Robert Quinn wants to leave his first season with the Bears in the past and never discuss it again. Of course he does.
“I’ll be honest: Just a terrible year for me, personally,” Quinn said.
No argument here. But after watching him sign a mammoth free-agent contract, then put up just two sacks, it’s a little early to forgive and forget. Quinn has a lot to prove to an organization that believed it had formed a monster pass rush with him and Khalil Mack opposite each other at outside linebacker.
And there’s already some skepticism about a bounce-back season given that Quinn has been limited by a lower-back injury for more than a month and was limited in the opening practice of training camp Wednesday. Quinn brushed it off as “no concern,” and coach Matt Nagy said he’d still get meaningful snaps as he built up his strength.
Nonetheless, even as Quinn enters his 11th season, practice reps will be vital. He missed extensive time last summer, and it clearly hindered him.
“When we get pads on, we need to get him going on those full-speed reps,” Nagy said.
Those start Monday with the first practice in full pads.
Quinn was arguably the Bears’ biggest letdown in a 2020 season stuffed with them. They signed him to a five-year, $70 million contract — the second-largest total for any free agent that year — with $30 million guaranteed. His $14.7 million salary-cap hit this season is second on the Bears only to wide receiver Allen Robinson.
Concerns arose immediately. The most glaring among them was that Quinn always has been adamant that he does his best work as a defensive end but joined the Bears as an outside linebacker in their 3-4 defense. He said, essentially, he’d adapt.
It still sounded like a shaky situation for both sides, and now it’s up to new defensive coordinator Sean Desai to solve the puzzle they created.

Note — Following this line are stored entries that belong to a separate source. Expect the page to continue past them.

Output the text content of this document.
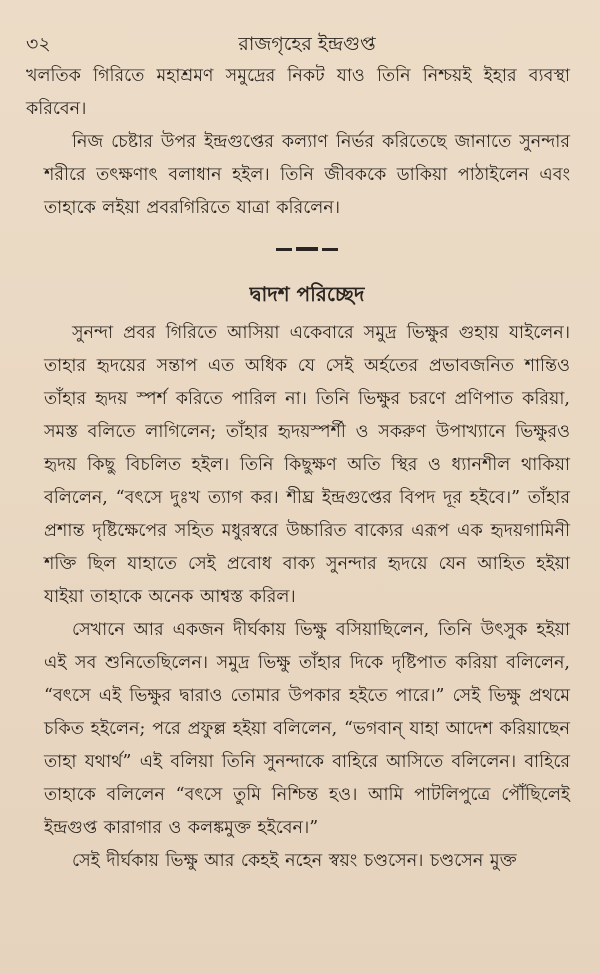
৩২	রাজগৃহের ইন্দ্রগুপ্ত

খলতিক গিরিতে মহাশ্রমণ সমুদ্রের নিকট যাও তিনি নিশ্চয়ই ইহার ব্যবস্থা করিবেন।

নিজ চেষ্টার উপর ইন্দ্রগুপ্তের কল্যাণ নির্ভর করিতেছে জানাতে সুনন্দার শরীরে তৎক্ষণাৎ বলাধান হইল। তিনি জীবককে ডাকিয়া পাঠাইলেন এবং তাহাকে লইয়া প্রবরগিরিতে যাত্রা করিলেন।

দ্বাদশ পরিচ্ছেদ

সুনন্দা প্রবর গিরিতে আসিয়া একেবারে সমুদ্র ভিক্ষুর গুহায় যাইলেন। তাহার হৃদয়ের সন্তাপ এত অধিক যে সেই অর্হতের প্রভাবজনিত শান্তিও তাঁহার হৃদয় স্পর্শ করিতে পারিল না। তিনি ভিক্ষুর চরণে প্রণিপাত করিয়া, সমস্ত বলিতে লাগিলেন; তাঁহার হৃদয়স্পর্শী ও সকরুণ উপাখ্যানে ভিক্ষুরও হৃদয় কিছু বিচলিত হইল। তিনি কিছুক্ষণ অতি স্থির ও ধ্যানশীল থাকিয়া বলিলেন, “বৎসে দুঃখ ত্যাগ কর। শীঘ্র ইন্দ্রগুপ্তের বিপদ দূর হইবে।” তাঁহার প্রশান্ত দৃষ্টিক্ষেপের সহিত মধুরস্বরে উচ্চারিত বাক্যের এরূপ এক হৃদয়গামিনী শক্তি ছিল যাহাতে সেই প্রবোধ বাক্য সুনন্দার হৃদয়ে যেন আহিত হইয়া যাইয়া তাহাকে অনেক আশ্বস্ত করিল।

সেখানে আর একজন দীর্ঘকায় ভিক্ষু বসিয়াছিলেন, তিনি উৎসুক হইয়া এই সব শুনিতেছিলেন। সমুদ্র ভিক্ষু তাঁহার দিকে দৃষ্টিপাত করিয়া বলিলেন, “বৎসে এই ভিক্ষুর দ্বারাও তোমার উপকার হইতে পারে।” সেই ভিক্ষু প্রথমে চকিত হইলেন; পরে প্রফুল্ল হইয়া বলিলেন, “ভগবান্ যাহা আদেশ করিয়াছেন তাহা যথার্থ” এই বলিয়া তিনি সুনন্দাকে বাহিরে আসিতে বলিলেন। বাহিরে তাহাকে বলিলেন “বৎসে তুমি নিশ্চিন্ত হও। আমি পাটলিপুত্রে পৌঁছিলেই ইন্দ্রগুপ্ত কারাগার ও কলঙ্কমুক্ত হইবেন।”

সেই দীর্ঘকায় ভিক্ষু আর কেহই নহেন স্বয়ং চণ্ডসেন। চণ্ডসেন মুক্ত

Quinn was pretty clear he’d like that solution to include heavy usage as a defensive end on the right side.
That’s where he played when he erupted for 40 sacks from 2012 through 2014 with the Rams, earning All-Pro honors with 19 in 2013, and during his 11.5-sack season for the Cowboys in 2019.
“If you’ve known my career, if you know me, you know where I like to be,” he said. “I think he knows where I’m dominant at.
“I think we’re all on the same page. I get the opportunity to hopefully re-prove myself and hopefully earn the respect from the guys, make sure I don’t disappoint them like I did last year.”
Mack led the team with just nine sacks last season, followed by nose tackle Bilal Nichols (five). Quinn had just two in 548 snaps.
The man he replaced, by the way, had a career year for the Rams. Leonard Floyd put up 10.5 sacks and earned a four-year, $64 million extension.
With Quinn ineffective, it was easier for teams to load up against Mack. The Bears stumbled to 17th in sacks (down from third two seasons earlier) and 19th in opponent passer rating (down from first) as their defense slid from great to good. Quinn mostly avoided answering questions about what went wrong.
“Really just trying not to dwell on the past,” he said. “I can erase 2020 — well, put it behind me — because it’s done and over with. Now I’m gonna look forward to this year and come in with a better, positive mindset, a little more energetic . . . and try to give the Bears the best version of myself. Hopefully they get what they’re looking for.”